In the meantime, butter is making something a comeback among health-conscious consumers.

Once reviled as public-health enemy No. 1, butter is now being pitched as a more wholesome alternative to margarine and trans fats. Americans are forecast to eat 8 percent more butter this year compared to last year, the most since 1967, USDA data show.

That’s been helped by large enterprises switching to butter. That includes McDonald’s in its signature Egg McMuffin, calling for an estimated 600 million pounds of milk per year. Jack in the Box and Burger King have also made the change.

Founded in 1927, Larsen’s Creamery is in Clackamas, Ore., and owned by Andrew Gianopoulos. The plant produces more than 25 million pounds of butter a year and has a 9½-acre footprint that includes a 7,000-square-foot production space and 32,000 square feet of cooler and freezer space.

“The demand for butter keeps increasing. You’re seeing the institutional users jump into it. People are coming back to natural fats and they’re recognizing that butter is not the Darth Vader of the food industry,” Hughes said. “Natural, delicious fat is coming back and we’re riding the wave of that.”
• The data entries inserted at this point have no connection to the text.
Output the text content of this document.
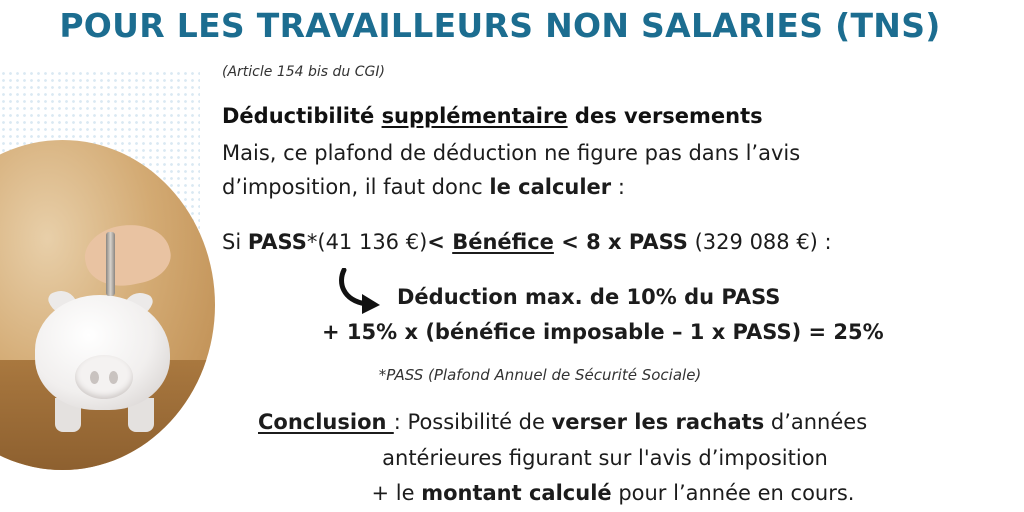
POUR LES TRAVAILLEURS NON SALARIES (TNS)
(Article 154 bis du CGI)
Déductibilité supplémentaire des versements
Mais, ce plafond de déduction ne figure pas dans l’avis
d’imposition, il faut donc le calculer :
Si PASS*(41 136 €)< Bénéfice < 8 x PASS (329 088 €) :
Déduction max. de 10% du PASS
+ 15% x (bénéfice imposable – 1 x PASS) = 25%
*PASS (Plafond Annuel de Sécurité Sociale)
Conclusion : Possibilité de verser les rachats d’années
antérieures figurant sur l'avis d’imposition
+ le montant calculé pour l’année en cours.
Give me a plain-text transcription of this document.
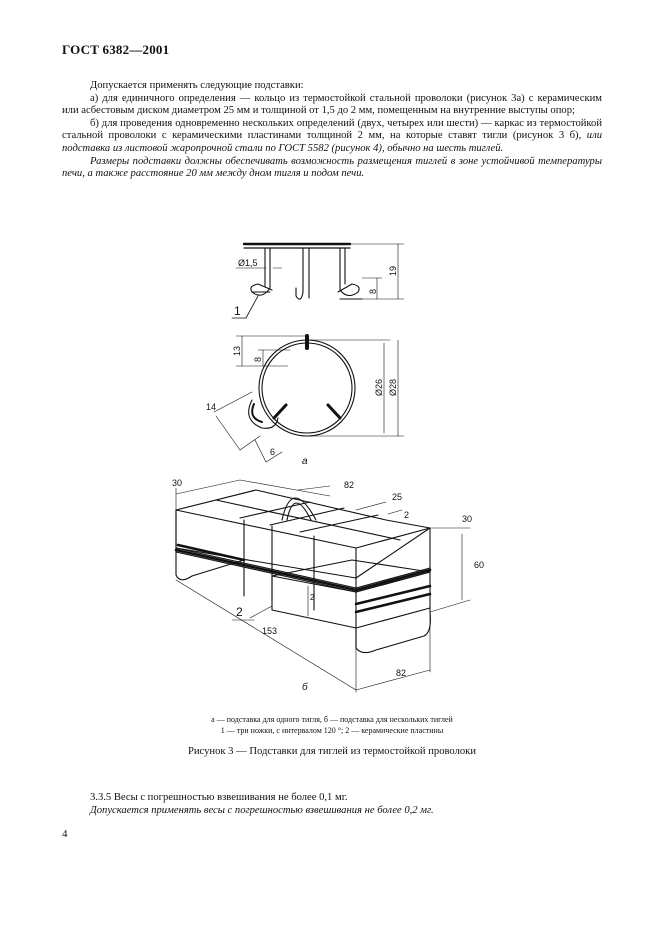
ГОСТ 6382—2001

Допускается применять следующие подставки:

а) для единичного определения — кольцо из термостойкой стальной проволоки (рисунок 3а) с керамическим или асбестовым диском диаметром 25 мм и толщиной от 1,5 до 2 мм, помещенным на внутренние выступы опор;

б) для проведения одновременно нескольких определений (двух, четырех или шести) — каркас из термостойкой стальной проволоки с керамическими пластинами толщиной 2 мм, на которые ставят тигли (рисунок 3 б), или подставка из листовой жаропрочной стали по ГОСТ 5582 (рисунок 4), обычно на шесть тиглей.

Размеры подставки должны обеспечивать возможность размещения тиглей в зоне устойчивой температуры печи, а также расстояние 20 мм между дном тигля и подом печи.

Ø1,5
19
8
1
13
8
Ø26 Ø28
14
6
а
30	82
25
2	30
60
2
2
153
82
б
а — подставка для одного тигля, б — подставка для нескольких тиглей
1 — три ножки, с интервалом 120 °; 2 — керамические пластины
Рисунок 3 — Подставки для тиглей из термостойкой проволоки

3.3.5 Весы с погрешностью взвешивания не более 0,1 мг.

Допускается применять весы с погрешностью взвешивания не более 0,2 мг.

4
Despite the renewed demand for butter, margins are small and Larsen’s must stay on its toes to remain profitable.

Among the challenges is finding skilled employees.
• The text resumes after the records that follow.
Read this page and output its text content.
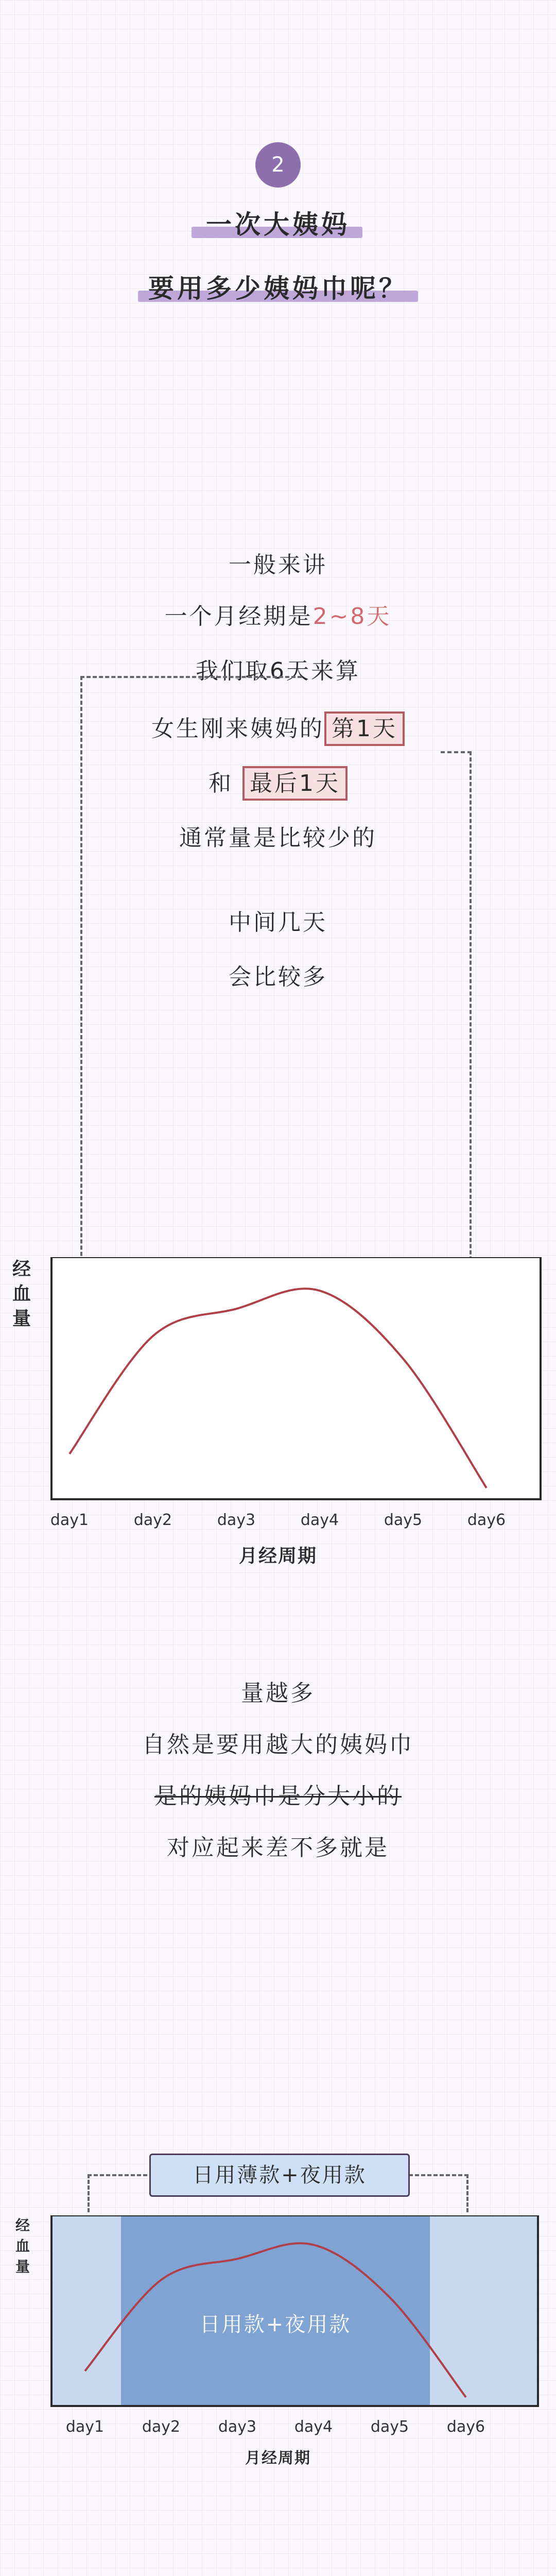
2
一次大姨妈
要用多少姨妈巾呢？
一般来讲
一个月经期是2~8天
我们取6天来算
女生刚来姨妈的 第1天
和 最后1天
通常量是比较少的
中间几天
会比较多
经血量
day1	day2	day3	day4	day5	day6
月经周期
量越多
自然是要用越大的姨妈巾
是的姨妈巾是分大小的
对应起来差不多就是
日用薄款+夜用款
经血量
day1 day2 day3 day4 day5 day6
日用款+夜用款
月经周期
“It’s tough to find qualified people and difficult to pay the wages that are being demanded,” Hughes said. “It’s not an easy job and you’ll find these young millennials come out and want to start at the top and get paid even more than being started at the top.”

He said it takes two to five years to train a good-quality butter maker “and it’s hard to find people that will be dedicated and develop a passion for this business when they can go on down the street to Portland for a more laid back environment.”